Kenneth R. Martin has written about adventuresome Maine characters before. His celebrated book “Patriarch of Maine Shipbuilding” traced the life of schooner builder Gardiner G. Deering. Now he turns to the White family of Gardiner and their adventures during the California Gold Rush.
Bill King, a descendant of James and Rebecca White, had collected letters from the traveling couple. Martin, with a great deal of help from California researcher D’Arcy James, turned them into a two-coast saga. The resulting “Seeing the Eliphant: A Maine Couple’s Adventures in Gold Rush San Francisco” is interesting.
To begin with Martin notes: ” ‘Seeing the elephant’ (or ‘eliphant’ as James White put it) was a 19th-century phrase for facing difficulty or danger successfully. Given the large number of elephants the Whites confronted, it seemed an apt name for their story.”
There were difficulties faced by the writer-historian himself, and he writes of “seven months of total Gold Rush immersion.” Martin provides notes, sources and a first-rate index. The text itself is divided into nine chapters charting the rise and fall of family fortunes.
There is no doubt that Martin imparts a great deal about the 1849 Gold Rush and the great Yankee exodus from the East Coast.

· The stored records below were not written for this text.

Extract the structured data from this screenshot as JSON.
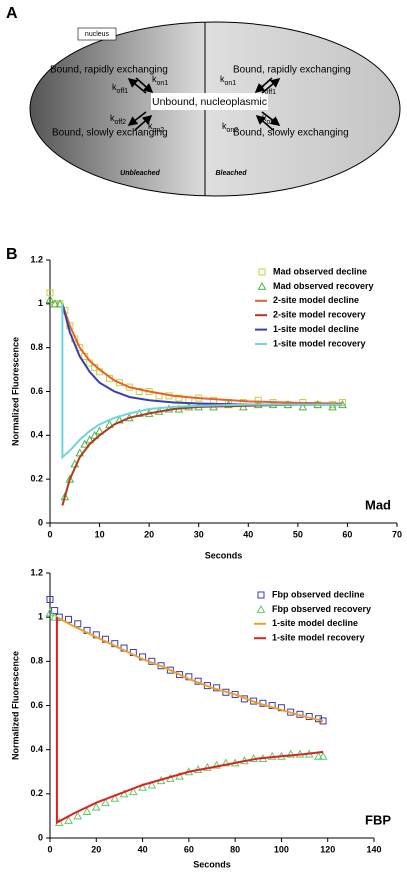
{
  "panel_a": {
    "label": "A",
    "compartment": "nucleus",
    "center": "Unbound, nucleoplasmic",
    "left_top": "Bound, rapidly exchanging",
    "right_top": "Bound, rapidly exchanging",
    "left_bottom": "Bound, slowly exchanging",
    "right_bottom": "Bound, slowly exchanging",
    "left_region": "Unbleached",
    "right_region": "Bleached",
    "rates": [
      {
        "symbol": "k",
        "subscript": "off1"
      },
      {
        "symbol": "k",
        "subscript": "on1"
      },
      {
        "symbol": "k",
        "subscript": "off2"
      },
      {
        "symbol": "k",
        "subscript": "on2"
      },
      {
        "symbol": "k",
        "subscript": "on1"
      },
      {
        "symbol": "k",
        "subscript": "off1"
      },
      {
        "symbol": "k",
        "subscript": "on2"
      },
      {
        "symbol": "k",
        "subscript": "off2"
      }
    ]
  },
  "panel_b_label": "B",
  "chart_data": [
    {
      "type": "line",
      "xlabel": "Seconds",
      "ylabel": "Normalized Fluorescence",
      "annotation": "Mad",
      "legend": "upper right",
      "xlim": [
        0,
        70
      ],
      "xticks": [
        0,
        10,
        20,
        30,
        40,
        50,
        60,
        70
      ],
      "ylim": [
        0,
        1.2
      ],
      "yticks": [
        0,
        0.2,
        0.4,
        0.6,
        0.8,
        1,
        1.2
      ],
      "series": [
        {
          "name": "Mad observed decline",
          "mode": "markers",
          "marker": "square",
          "color": "#c6d33a",
          "x": [
            0,
            1,
            2,
            3,
            4,
            5,
            6,
            7,
            8,
            9,
            10,
            12,
            14,
            16,
            18,
            20,
            22,
            24,
            26,
            28,
            30,
            33,
            36,
            39,
            42,
            45,
            48,
            51,
            54,
            57,
            59
          ],
          "values": [
            1.05,
            1,
            1,
            0.97,
            0.9,
            0.84,
            0.8,
            0.76,
            0.73,
            0.71,
            0.69,
            0.66,
            0.64,
            0.62,
            0.6,
            0.6,
            0.58,
            0.58,
            0.57,
            0.56,
            0.57,
            0.56,
            0.55,
            0.55,
            0.56,
            0.55,
            0.54,
            0.55,
            0.54,
            0.54,
            0.55
          ]
        },
        {
          "name": "Mad observed recovery",
          "mode": "markers",
          "marker": "triangle",
          "color": "#4cb648",
          "x": [
            0,
            1,
            2,
            3,
            4,
            5,
            6,
            7,
            8,
            9,
            10,
            12,
            14,
            16,
            18,
            20,
            22,
            24,
            26,
            28,
            30,
            33,
            36,
            39,
            42,
            45,
            48,
            51,
            54,
            57,
            59
          ],
          "values": [
            1.02,
            1,
            1,
            0.12,
            0.2,
            0.27,
            0.32,
            0.36,
            0.38,
            0.4,
            0.42,
            0.45,
            0.47,
            0.48,
            0.5,
            0.5,
            0.51,
            0.52,
            0.52,
            0.53,
            0.53,
            0.53,
            0.54,
            0.53,
            0.54,
            0.54,
            0.54,
            0.53,
            0.54,
            0.53,
            0.54
          ]
        },
        {
          "name": "2-site model decline",
          "mode": "line",
          "color": "#e8602c",
          "x": [
            2.5,
            4,
            6,
            8,
            10,
            13,
            16,
            20,
            25,
            30,
            40,
            50,
            59
          ],
          "values": [
            1,
            0.9,
            0.8,
            0.74,
            0.7,
            0.65,
            0.62,
            0.6,
            0.58,
            0.57,
            0.555,
            0.548,
            0.545
          ]
        },
        {
          "name": "2-site model recovery",
          "mode": "line",
          "color": "#b03a1a",
          "x": [
            2.5,
            4,
            6,
            8,
            10,
            13,
            16,
            20,
            25,
            30,
            40,
            50,
            59
          ],
          "values": [
            0.08,
            0.2,
            0.3,
            0.36,
            0.4,
            0.45,
            0.48,
            0.5,
            0.52,
            0.53,
            0.535,
            0.54,
            0.54
          ]
        },
        {
          "name": "1-site model decline",
          "mode": "line",
          "color": "#3a3fb0",
          "x": [
            2.5,
            4,
            6,
            8,
            10,
            13,
            16,
            20,
            25,
            30,
            40,
            50,
            59
          ],
          "values": [
            1,
            0.87,
            0.76,
            0.69,
            0.64,
            0.6,
            0.575,
            0.56,
            0.55,
            0.545,
            0.54,
            0.54,
            0.54
          ]
        },
        {
          "name": "1-site model recovery",
          "mode": "line",
          "color": "#6fd4e0",
          "x": [
            2.5,
            2.5,
            4,
            6,
            8,
            10,
            13,
            16,
            20,
            25,
            30,
            40,
            50,
            59
          ],
          "values": [
            1,
            0.3,
            0.33,
            0.38,
            0.42,
            0.45,
            0.48,
            0.5,
            0.52,
            0.53,
            0.535,
            0.54,
            0.54,
            0.54
          ]
        }
      ]
    },
    {
      "type": "line",
      "xlabel": "Seconds",
      "ylabel": "Normalized Fluorescence",
      "annotation": "FBP",
      "legend": "upper right",
      "xlim": [
        0,
        140
      ],
      "xticks": [
        0,
        20,
        40,
        60,
        80,
        100,
        120,
        140
      ],
      "ylim": [
        0,
        1.2
      ],
      "yticks": [
        0,
        0.2,
        0.4,
        0.6,
        0.8,
        1,
        1.2
      ],
      "series": [
        {
          "name": "Fbp observed decline",
          "mode": "markers",
          "marker": "square",
          "color": "#3b3bb0",
          "x": [
            0,
            2,
            4,
            8,
            12,
            16,
            20,
            24,
            28,
            32,
            36,
            40,
            44,
            48,
            52,
            56,
            60,
            64,
            68,
            72,
            76,
            80,
            84,
            88,
            92,
            96,
            100,
            104,
            108,
            112,
            116,
            118
          ],
          "values": [
            1.08,
            1.03,
            1,
            0.99,
            0.97,
            0.94,
            0.92,
            0.9,
            0.88,
            0.86,
            0.84,
            0.82,
            0.8,
            0.78,
            0.76,
            0.74,
            0.73,
            0.71,
            0.69,
            0.68,
            0.66,
            0.65,
            0.63,
            0.62,
            0.61,
            0.6,
            0.59,
            0.57,
            0.56,
            0.55,
            0.54,
            0.53
          ]
        },
        {
          "name": "Fbp observed recovery",
          "mode": "markers",
          "marker": "triangle",
          "color": "#5ecb6a",
          "x": [
            0,
            2,
            4,
            8,
            12,
            16,
            20,
            24,
            28,
            32,
            36,
            40,
            44,
            48,
            52,
            56,
            60,
            64,
            68,
            72,
            76,
            80,
            84,
            88,
            92,
            96,
            100,
            104,
            108,
            112,
            116,
            118
          ],
          "values": [
            1.02,
            1,
            0.07,
            0.08,
            0.1,
            0.12,
            0.14,
            0.16,
            0.18,
            0.2,
            0.21,
            0.23,
            0.24,
            0.26,
            0.27,
            0.28,
            0.3,
            0.31,
            0.32,
            0.33,
            0.34,
            0.34,
            0.35,
            0.36,
            0.36,
            0.37,
            0.37,
            0.38,
            0.38,
            0.38,
            0.37,
            0.37
          ]
        },
        {
          "name": "1-site model decline",
          "mode": "line",
          "color": "#f0a020",
          "x": [
            3,
            10,
            20,
            30,
            40,
            50,
            60,
            70,
            80,
            90,
            100,
            110,
            118
          ],
          "values": [
            1,
            0.96,
            0.91,
            0.86,
            0.81,
            0.77,
            0.72,
            0.68,
            0.65,
            0.61,
            0.58,
            0.55,
            0.53
          ]
        },
        {
          "name": "1-site model recovery",
          "mode": "line",
          "color": "#e02020",
          "x": [
            3,
            3,
            10,
            20,
            30,
            40,
            50,
            60,
            70,
            80,
            90,
            100,
            110,
            118
          ],
          "values": [
            1,
            0.07,
            0.11,
            0.16,
            0.2,
            0.24,
            0.27,
            0.3,
            0.32,
            0.34,
            0.36,
            0.37,
            0.38,
            0.39
          ]
        }
      ]
    }
  ]
}
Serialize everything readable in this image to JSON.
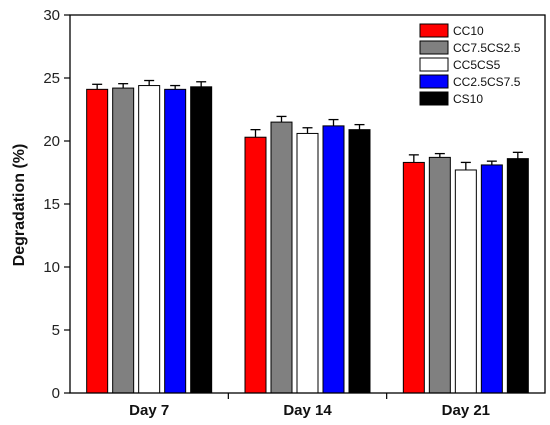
{
  "chart_data": {
    "type": "bar",
    "title": "",
    "xlabel": "",
    "ylabel": "Degradation (%)",
    "ylim": [
      0,
      30
    ],
    "yticks": [
      0,
      5,
      10,
      15,
      20,
      25,
      30
    ],
    "categories": [
      "Day 7",
      "Day 14",
      "Day 21"
    ],
    "legend_position": "top-right",
    "series": [
      {
        "name": "CC10",
        "color": "#ff0000",
        "values": [
          24.1,
          20.3,
          18.3
        ],
        "errors": [
          0.4,
          0.6,
          0.6
        ]
      },
      {
        "name": "CC7.5CS2.5",
        "color": "#808080",
        "values": [
          24.2,
          21.5,
          18.7
        ],
        "errors": [
          0.35,
          0.45,
          0.3
        ]
      },
      {
        "name": "CC5CS5",
        "color": "#ffffff",
        "values": [
          24.4,
          20.6,
          17.7
        ],
        "errors": [
          0.4,
          0.45,
          0.6
        ]
      },
      {
        "name": "CC2.5CS7.5",
        "color": "#0000ff",
        "values": [
          24.1,
          21.2,
          18.1
        ],
        "errors": [
          0.3,
          0.5,
          0.3
        ]
      },
      {
        "name": "CS10",
        "color": "#000000",
        "values": [
          24.3,
          20.9,
          18.6
        ],
        "errors": [
          0.4,
          0.4,
          0.5
        ]
      }
    ]
  }
}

The reader gets a complete picture of early San Francisco, the travel routes around the Horn, the trek across Panama and Nicaragua, and the struggle between rival transportation companies.
There is an ample portrait of American adventurer Col. William Walker, who seized Nicaragua, and of early rough justice on the American frontier.

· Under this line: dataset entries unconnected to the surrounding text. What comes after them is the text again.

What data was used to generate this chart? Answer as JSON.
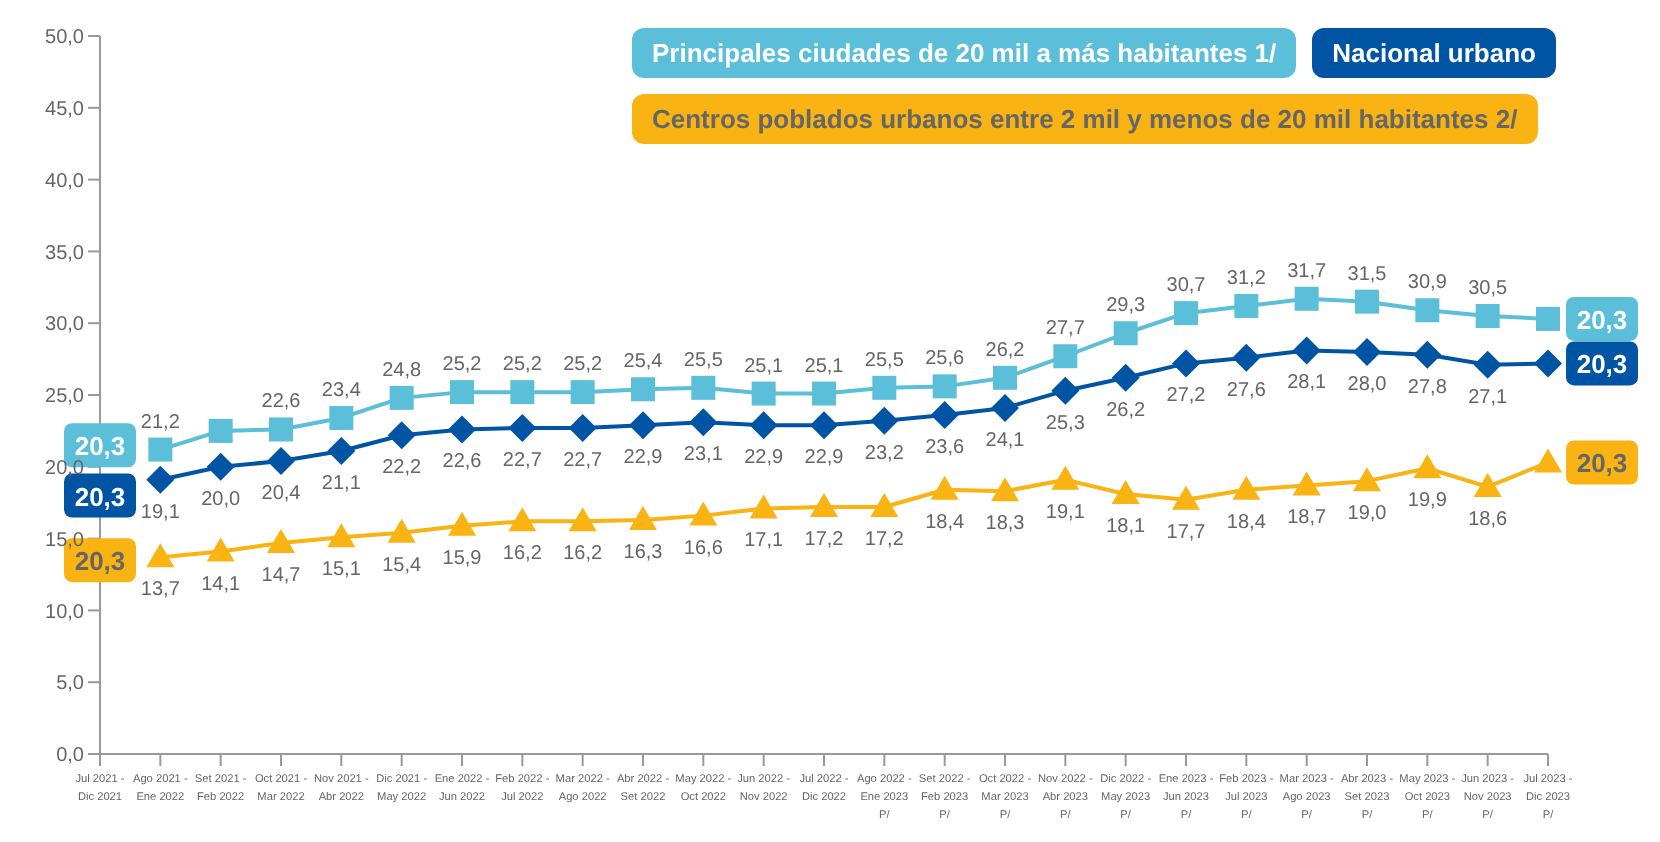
{
  "chart_data": {
    "type": "line",
    "categories": [
      "Jul 2021 - Dic 2021",
      "Ago 2021 - Ene 2022",
      "Set 2021 - Feb 2022",
      "Oct 2021 - Mar 2022",
      "Nov 2021 - Abr 2022",
      "Dic 2021 - May 2022",
      "Ene 2022 - Jun 2022",
      "Feb 2022 - Jul 2022",
      "Mar 2022 - Ago 2022",
      "Abr 2022 - Set 2022",
      "May 2022 - Oct 2022",
      "Jun 2022 - Nov 2022",
      "Jul 2022 - Dic 2022",
      "Ago 2022 - Ene 2023 P/",
      "Set 2022 - Feb 2023 P/",
      "Oct 2022 - Mar 2023 P/",
      "Nov 2022 - Abr 2023 P/",
      "Dic 2022 - May 2023 P/",
      "Ene 2023 - Jun 2023 P/",
      "Feb 2023 - Jul 2023 P/",
      "Mar 2023 - Ago 2023 P/",
      "Abr 2023 - Set 2023 P/",
      "May 2023 - Oct 2023 P/",
      "Jun 2023 - Nov 2023 P/",
      "Jul 2023 - Dic 2023 P/"
    ],
    "series": [
      {
        "name": "Principales ciudades de 20 mil a más habitantes 1/",
        "color": "#5bbfd9",
        "marker": "square",
        "values": [
          null,
          21.2,
          22.5,
          22.6,
          23.4,
          24.8,
          25.2,
          25.2,
          25.2,
          25.4,
          25.5,
          25.1,
          25.1,
          25.5,
          25.6,
          26.2,
          27.7,
          29.3,
          30.7,
          31.2,
          31.7,
          31.5,
          30.9,
          30.5,
          30.3
        ],
        "value_labels": [
          null,
          "21,2",
          null,
          "22,6",
          "23,4",
          "24,8",
          "25,2",
          "25,2",
          "25,2",
          "25,4",
          "25,5",
          "25,1",
          "25,1",
          "25,5",
          "25,6",
          "26,2",
          "27,7",
          "29,3",
          "30,7",
          "31,2",
          "31,7",
          "31,5",
          "30,9",
          "30,5",
          null
        ]
      },
      {
        "name": "Nacional urbano",
        "color": "#0054a4",
        "marker": "diamond",
        "values": [
          null,
          19.1,
          20.0,
          20.4,
          21.1,
          22.2,
          22.6,
          22.7,
          22.7,
          22.9,
          23.1,
          22.9,
          22.9,
          23.2,
          23.6,
          24.1,
          25.3,
          26.2,
          27.2,
          27.6,
          28.1,
          28.0,
          27.8,
          27.1,
          27.2
        ],
        "value_labels": [
          null,
          "19,1",
          "20,0",
          "20,4",
          "21,1",
          "22,2",
          "22,6",
          "22,7",
          "22,7",
          "22,9",
          "23,1",
          "22,9",
          "22,9",
          "23,2",
          "23,6",
          "24,1",
          "25,3",
          "26,2",
          "27,2",
          "27,6",
          "28,1",
          "28,0",
          "27,8",
          "27,1",
          null
        ]
      },
      {
        "name": "Centros poblados urbanos entre 2 mil y menos de 20 mil habitantes 2/",
        "color": "#f9b312",
        "marker": "triangle",
        "values": [
          null,
          13.7,
          14.1,
          14.7,
          15.1,
          15.4,
          15.9,
          16.2,
          16.2,
          16.3,
          16.6,
          17.1,
          17.2,
          17.2,
          18.4,
          18.3,
          19.1,
          18.1,
          17.7,
          18.4,
          18.7,
          19.0,
          19.9,
          18.6,
          20.3
        ],
        "value_labels": [
          null,
          "13,7",
          "14,1",
          "14,7",
          "15,1",
          "15,4",
          "15,9",
          "16,2",
          "16,2",
          "16,3",
          "16,6",
          "17,1",
          "17,2",
          "17,2",
          "18,4",
          "18,3",
          "19,1",
          "18,1",
          "17,7",
          "18,4",
          "18,7",
          "19,0",
          "19,9",
          "18,6",
          null
        ]
      }
    ],
    "annotations": [
      {
        "text": "20,3",
        "x": "Jul 2021 - Dic 2021",
        "y": 21.5
      },
      {
        "text": "20,3",
        "x": "Jul 2021 - Dic 2021",
        "y": 18.0
      },
      {
        "text": "20,3",
        "x": "Jul 2021 - Dic 2021",
        "y": 13.5
      },
      {
        "text": "20,3",
        "x": "Jul 2023 - Dic 2023 P/",
        "y": 30.3
      },
      {
        "text": "20,3",
        "x": "Jul 2023 - Dic 2023 P/",
        "y": 27.2
      },
      {
        "text": "20,3",
        "x": "Jul 2023 - Dic 2023 P/",
        "y": 20.3
      }
    ],
    "ylim": [
      0,
      50
    ],
    "yticks": [
      {
        "value": 0,
        "label": "0,0"
      },
      {
        "value": 5,
        "label": "5,0"
      },
      {
        "value": 10,
        "label": "10,0"
      },
      {
        "value": 15,
        "label": "15,0"
      },
      {
        "value": 20,
        "label": "20,0"
      },
      {
        "value": 25,
        "label": "25,0"
      },
      {
        "value": 30,
        "label": "30,0"
      },
      {
        "value": 35,
        "label": "35,0"
      },
      {
        "value": 40,
        "label": "40,0"
      },
      {
        "value": 45,
        "label": "45,0"
      },
      {
        "value": 50,
        "label": "50,0"
      }
    ],
    "grid": false,
    "legend": "top right",
    "line_style": "solid"
  }
}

This is fun stuff, and it shows how the West was won for the United States.
However, our “Maine Couple’s Adventures” element is often overwhelmed by context. For example, the author is not certain when James White first went to San Francisco or how he got there.
This is managed by slight of text and footnotes, which do not mar the storyline but are a big deal. A note says that our hero was listed as a “trader” in Gardiner, Maine, in 1850 and was not a member of the prestigious Society of California Pioneers founded that same year. Even his death date – 1824 or 1827 – is in question.

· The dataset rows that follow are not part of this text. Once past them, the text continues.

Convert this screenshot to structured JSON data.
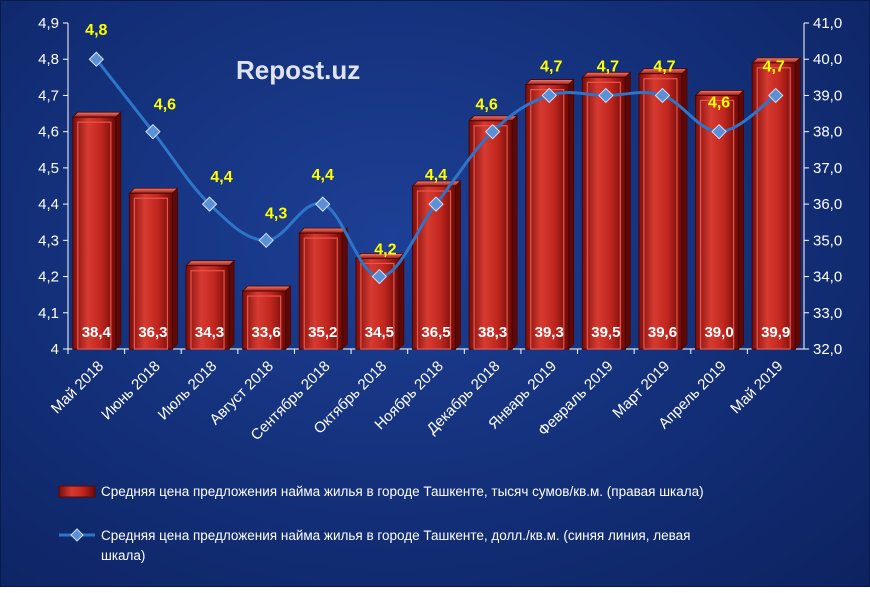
{
  "watermark": "Repost.uz",
  "chart_data": {
    "type": "bar+line",
    "categories": [
      "Май 2018",
      "Июнь 2018",
      "Июль 2018",
      "Август 2018",
      "Сентябрь 2018",
      "Октябрь 2018",
      "Ноябрь 2018",
      "Декабрь 2018",
      "Январь 2019",
      "Февраль 2019",
      "Март 2019",
      "Апрель 2019",
      "Май 2019"
    ],
    "bars": {
      "name": "Средняя цена предложения найма жилья в городе Ташкенте, тысяч сумов/кв.м. (правая шкала)",
      "axis": "right",
      "color": "#c0231f",
      "values": [
        38.4,
        36.3,
        34.3,
        33.6,
        35.2,
        34.5,
        36.5,
        38.3,
        39.3,
        39.5,
        39.6,
        39.0,
        39.9
      ],
      "labels": [
        "38,4",
        "36,3",
        "34,3",
        "33,6",
        "35,2",
        "34,5",
        "36,5",
        "38,3",
        "39,3",
        "39,5",
        "39,6",
        "39,0",
        "39,9"
      ]
    },
    "line": {
      "name": "Средняя цена предложения найма жилья в городе Ташкенте, долл./кв.м. (синяя линия, левая шкала)",
      "axis": "left",
      "color": "#2e75c8",
      "values": [
        4.8,
        4.6,
        4.4,
        4.3,
        4.4,
        4.2,
        4.4,
        4.6,
        4.7,
        4.7,
        4.7,
        4.6,
        4.7
      ],
      "labels": [
        "4,8",
        "4,6",
        "4,4",
        "4,3",
        "4,4",
        "4,2",
        "4,4",
        "4,6",
        "4,7",
        "4,7",
        "4,7",
        "4,6",
        "4,7"
      ]
    },
    "left_axis": {
      "ylim": [
        4.0,
        4.9
      ],
      "ticks": [
        "4",
        "4,1",
        "4,2",
        "4,3",
        "4,4",
        "4,5",
        "4,6",
        "4,7",
        "4,8",
        "4,9"
      ]
    },
    "right_axis": {
      "ylim": [
        32.0,
        41.0
      ],
      "ticks": [
        "32,0",
        "33,0",
        "34,0",
        "35,0",
        "36,0",
        "37,0",
        "38,0",
        "39,0",
        "40,0",
        "41,0"
      ]
    },
    "grid": false,
    "legend_position": "bottom"
  }
}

To be fair, the reader is told in the opening chapter that “the purpose of this book is to connect the known pieces of James and Rebecca White’s lives into a coherent story. It won’t be easy, but it surely will be interesting.”
Interesting yes, but somehow this reviewer was always thirsting for a bit more depth.
We learn of James White’s first financial loss at the hands of the notorious Harry Meiggs and that White rose to the top rank at the legendary Ophir Silver Mining Company in Nevada. Yet, things are often sketched in.
We are told that, in the early 1860s, Rebecca “could now contemplate Gardiner (Maine) without longing and savor the continuity between her old life there and her new one in San Francisco. Judging from her correspondence, she and James had drawn closer together.”
This is probably a correct assumption, but to my mind, knowledge of general history and speculation about remaining family papers, with missing pieces, makes the story a tad thin. Perhaps this is quibbling. Despite it, the reader learns a great deal about the Gold Rush.
William David Barry is a local historian who has authored/co-authored seven books, including “Maine: The Wilder Side of New England” and “Deering: A Social and Architectural History.” He lives in Portland.